Upper motor neuron lesions can affect any part of the pyramidal motor system (eg, corticobulbar/corticospinal tracts), which runs from the precentral gyrus (primary motor cortex) through the internal capsule to the brainstem and spinal cord. Patients with an internal capsule stroke can have both sensory and motor deficits, but most commonly have pure motor weakness affecting the contralateral arm, leg, and lower face as well as clasp-knife spasticity, hyperreflexia, and a positive Babinski sign.
(Choices A, D, and E) The caudate nucleus, putamen, and globus pallidus (ie, basal ganglia) are part of the extrapyramidal motor system, which regulates both voluntary and involuntary motor function (eg, posture, muscle tone, prevention of erratic movements).
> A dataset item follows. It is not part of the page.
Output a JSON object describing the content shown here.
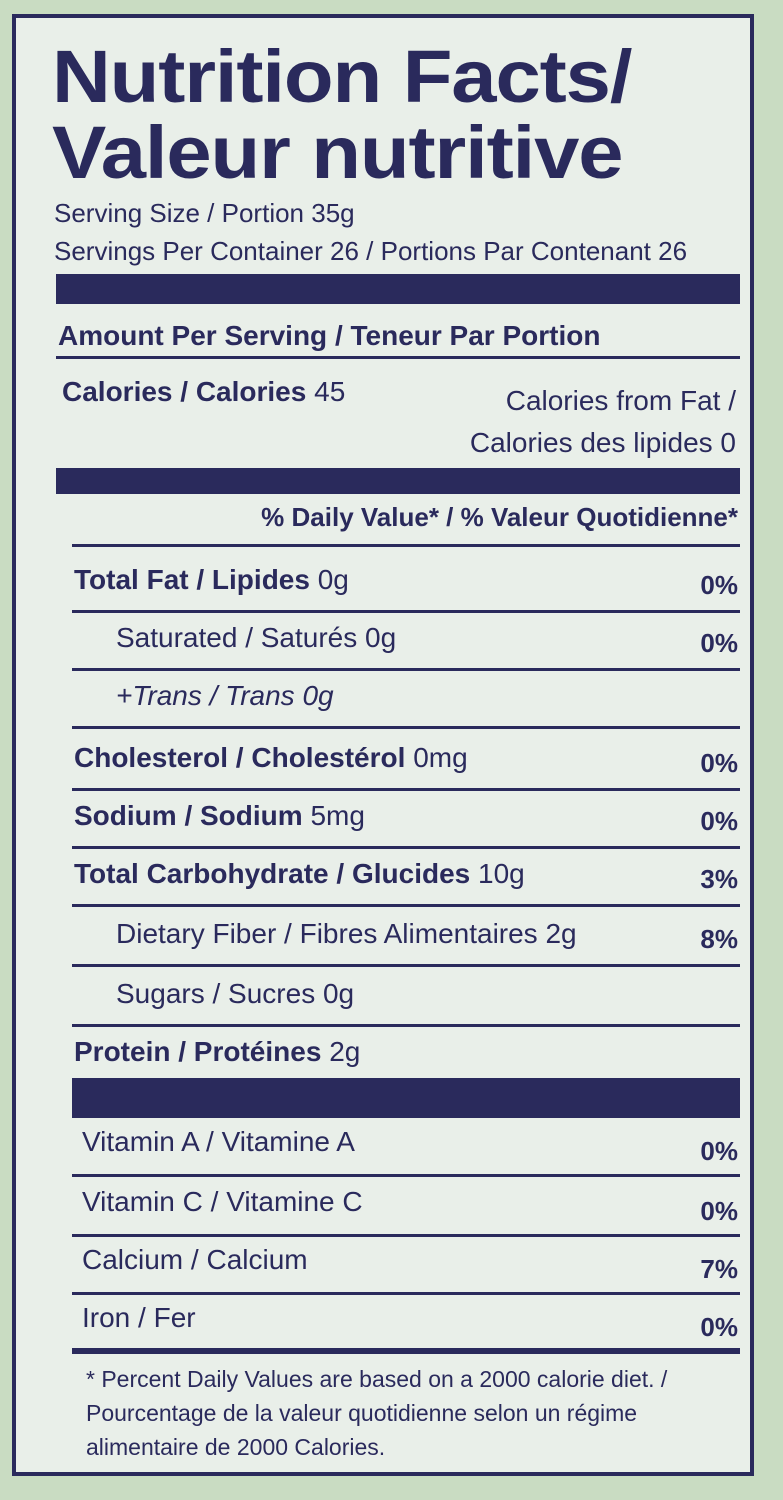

Lesions to these structures can result in motor dysfunction, including chorea (ie, random, jerky, uncontrollable movements), tremor, bradykinesia, or rigidity, as well as changes in cognition and behavior.
(Choice C) The insular cortex (insula) plays a role in emotional experience (in conjunction with the limbic system), autonomic function, and introspection/awareness of visceral sensations.
Educational objective:
Upper motor neuron lesions (ie, internal capsule stroke) cause contralateral weakness with clasp-knife spastic rigidity, hyperreflexia, and a positive Babinski sign. These lesions damage the pyramidal motor system (eg, corticospinal tracts), which runs from the precentral gyrus (primary motor cortex) through the internal capsule to the brainstem and spinal cord.